The standard method of describing software is using high-level languages (HLLs) such as C, C++, or Fortran. The standard way of describing hardware is using hardware description languages (HDLs), such as VHDL and Verilog. Describing hardware using HLLs is possible and has been tried in several commercial products such as Xilinx Forge, Celoxica Handel-C, Impulse-C, and Mitrion-C,OpenCL. These languages offer a trade-off between a shorter development time and a performance overhead imposed by high level languages.

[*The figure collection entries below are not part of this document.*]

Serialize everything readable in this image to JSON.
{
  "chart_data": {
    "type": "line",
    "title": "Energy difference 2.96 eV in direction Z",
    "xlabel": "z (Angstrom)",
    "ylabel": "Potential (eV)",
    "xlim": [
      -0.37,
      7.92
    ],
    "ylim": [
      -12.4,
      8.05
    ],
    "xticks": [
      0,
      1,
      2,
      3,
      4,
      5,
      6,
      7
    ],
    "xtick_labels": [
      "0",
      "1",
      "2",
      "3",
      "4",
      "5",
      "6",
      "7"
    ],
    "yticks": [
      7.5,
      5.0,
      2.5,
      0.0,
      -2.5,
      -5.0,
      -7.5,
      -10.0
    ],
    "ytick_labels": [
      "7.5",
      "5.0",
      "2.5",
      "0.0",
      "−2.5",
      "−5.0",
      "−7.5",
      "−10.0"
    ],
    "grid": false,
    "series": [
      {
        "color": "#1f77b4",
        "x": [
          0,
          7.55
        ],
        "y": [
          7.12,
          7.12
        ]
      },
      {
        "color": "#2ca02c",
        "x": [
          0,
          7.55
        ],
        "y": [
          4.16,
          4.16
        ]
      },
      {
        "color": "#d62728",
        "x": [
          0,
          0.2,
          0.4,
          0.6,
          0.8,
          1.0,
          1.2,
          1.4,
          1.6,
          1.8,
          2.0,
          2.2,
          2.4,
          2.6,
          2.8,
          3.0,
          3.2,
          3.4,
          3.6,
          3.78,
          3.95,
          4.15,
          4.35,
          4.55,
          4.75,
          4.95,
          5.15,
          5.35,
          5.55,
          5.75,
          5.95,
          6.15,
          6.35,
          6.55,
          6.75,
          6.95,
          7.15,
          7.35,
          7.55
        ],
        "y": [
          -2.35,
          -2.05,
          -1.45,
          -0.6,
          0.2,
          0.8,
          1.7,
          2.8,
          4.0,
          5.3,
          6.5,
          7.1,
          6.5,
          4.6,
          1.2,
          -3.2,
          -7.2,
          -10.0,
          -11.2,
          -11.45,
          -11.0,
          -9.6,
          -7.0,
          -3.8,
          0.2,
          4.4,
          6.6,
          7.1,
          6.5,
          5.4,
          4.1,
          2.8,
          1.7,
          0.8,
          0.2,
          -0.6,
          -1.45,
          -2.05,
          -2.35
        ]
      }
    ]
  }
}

Describing hardware in HLLs, or at least using data flow diagrams, seems to be a major and distinctive feature of high-performance accelerators. It allows mathematicians and computer scientists to develop entire applications without relying on hardware designers. It also substantially increases the productivity of design processes. A compiler for this design must combine the capabilities of tools for traditional microprocessor compilation and tools for computer-aided design with FPGAs. It must also extend these two separate set of tools with capabilities for mutual synchronization and data transfer between microprocessor and accelerators.
Patented ideas for acceleration tech
Altera was one of the very first to Patent the acceleration technology in 1997. Over the years various networking, electronics, semiconductor, social media and e-commerce giants like LG, IBM, Qualcomm, facebook, Microsoft and Amazon have recognized the technology and implemented it to boost their product performance.
When addressing the hardware needs of data centers, network acceleration and deep learning FPGAs provide an attractive alternative; in particular, the ability to exploit pipeline parallelism and achieve an efficient rate of power consumption give FPGAs a unique advantage, making it a great future tech.